Playruo links can also be integrated in game launchers. Imagine a popular Twitch streamer sharing a link to a multiplayer game demo so that viewers can team up with their favorite Twitch content creator.

Unlike traditional cloud gaming services, Playruo’s client here is the game’s publisher, and they pay the startup to offer a demo. Chances are that a demo that becomes viral will lead to increased game sales. Playruo is already working with Old Skull Games to promote Cryptical Path.

“We know the cloud gaming business model pretty well from our past experience. The big pitfall is that the various platforms do everything they can to prevent you from using the service too much,” Playruo’s co-founder and head of product, Weinbach, told me.

“It’s a bit ridiculous and counterintuitive. So we thought about a business model where it’s interesting for us that people stay for a long time,” he said. In other words, a viral demo could be considered as a success for a game publisher.

Playruo will have to make sure that it can quickly scale its fleet of servers (up and down) based on demand. The company relies on public cloud companies that offer virtual machines with GPUs, such as Amazon Web Services, Google Cloud, Microsoft Azure and Scaleway.

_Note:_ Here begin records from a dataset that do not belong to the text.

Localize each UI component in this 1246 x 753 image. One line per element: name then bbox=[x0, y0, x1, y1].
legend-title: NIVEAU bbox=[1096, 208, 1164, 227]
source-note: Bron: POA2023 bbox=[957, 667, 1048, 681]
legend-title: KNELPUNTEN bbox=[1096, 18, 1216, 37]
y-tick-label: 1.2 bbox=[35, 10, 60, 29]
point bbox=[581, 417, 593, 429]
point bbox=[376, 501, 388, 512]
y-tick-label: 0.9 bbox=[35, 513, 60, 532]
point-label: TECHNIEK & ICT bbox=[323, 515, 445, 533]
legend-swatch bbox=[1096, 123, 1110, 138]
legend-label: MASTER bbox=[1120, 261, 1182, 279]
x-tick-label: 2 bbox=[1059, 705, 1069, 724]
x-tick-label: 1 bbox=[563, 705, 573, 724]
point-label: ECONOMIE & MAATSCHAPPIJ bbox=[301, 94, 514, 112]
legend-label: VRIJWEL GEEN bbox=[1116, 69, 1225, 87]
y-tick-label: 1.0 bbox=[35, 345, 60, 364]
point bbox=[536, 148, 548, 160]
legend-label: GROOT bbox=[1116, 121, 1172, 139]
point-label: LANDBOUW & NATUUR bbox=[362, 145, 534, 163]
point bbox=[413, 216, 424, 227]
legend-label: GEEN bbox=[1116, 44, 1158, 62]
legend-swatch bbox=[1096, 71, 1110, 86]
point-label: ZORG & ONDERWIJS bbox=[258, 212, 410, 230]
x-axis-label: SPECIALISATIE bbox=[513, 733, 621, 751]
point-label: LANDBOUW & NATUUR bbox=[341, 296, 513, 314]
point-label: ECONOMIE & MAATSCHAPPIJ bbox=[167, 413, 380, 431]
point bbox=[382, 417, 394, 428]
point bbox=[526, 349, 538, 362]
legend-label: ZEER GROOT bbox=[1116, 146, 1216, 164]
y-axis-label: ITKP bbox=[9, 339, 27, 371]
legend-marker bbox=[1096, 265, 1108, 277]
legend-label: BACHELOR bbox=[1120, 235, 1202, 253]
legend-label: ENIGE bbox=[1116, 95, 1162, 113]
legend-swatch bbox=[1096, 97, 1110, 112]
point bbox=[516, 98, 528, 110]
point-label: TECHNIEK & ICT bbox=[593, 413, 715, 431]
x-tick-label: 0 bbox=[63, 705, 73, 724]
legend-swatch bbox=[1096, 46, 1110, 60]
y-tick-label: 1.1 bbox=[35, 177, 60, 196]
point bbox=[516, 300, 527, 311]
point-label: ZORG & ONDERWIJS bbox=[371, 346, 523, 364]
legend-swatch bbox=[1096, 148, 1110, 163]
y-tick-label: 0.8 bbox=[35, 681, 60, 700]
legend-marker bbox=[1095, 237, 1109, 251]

This will be a critical part of Playruo’s model. If the startup has too many servers running without anyone launching demos, it’ll lead to an expensive hosting bill at the end of the month. If the startup doesn’t have enough servers, many gamers will receive an error when they try to launch a demo.

But if it works well, Playruo can act as the top of the funnel for game purchases. After a 15-minute demo, players can get a link to add a game to their Steam wishlist, join a Discord server, or enter their email address to get more information. And they may not even realize that they played a game that wasn’t installed on their system.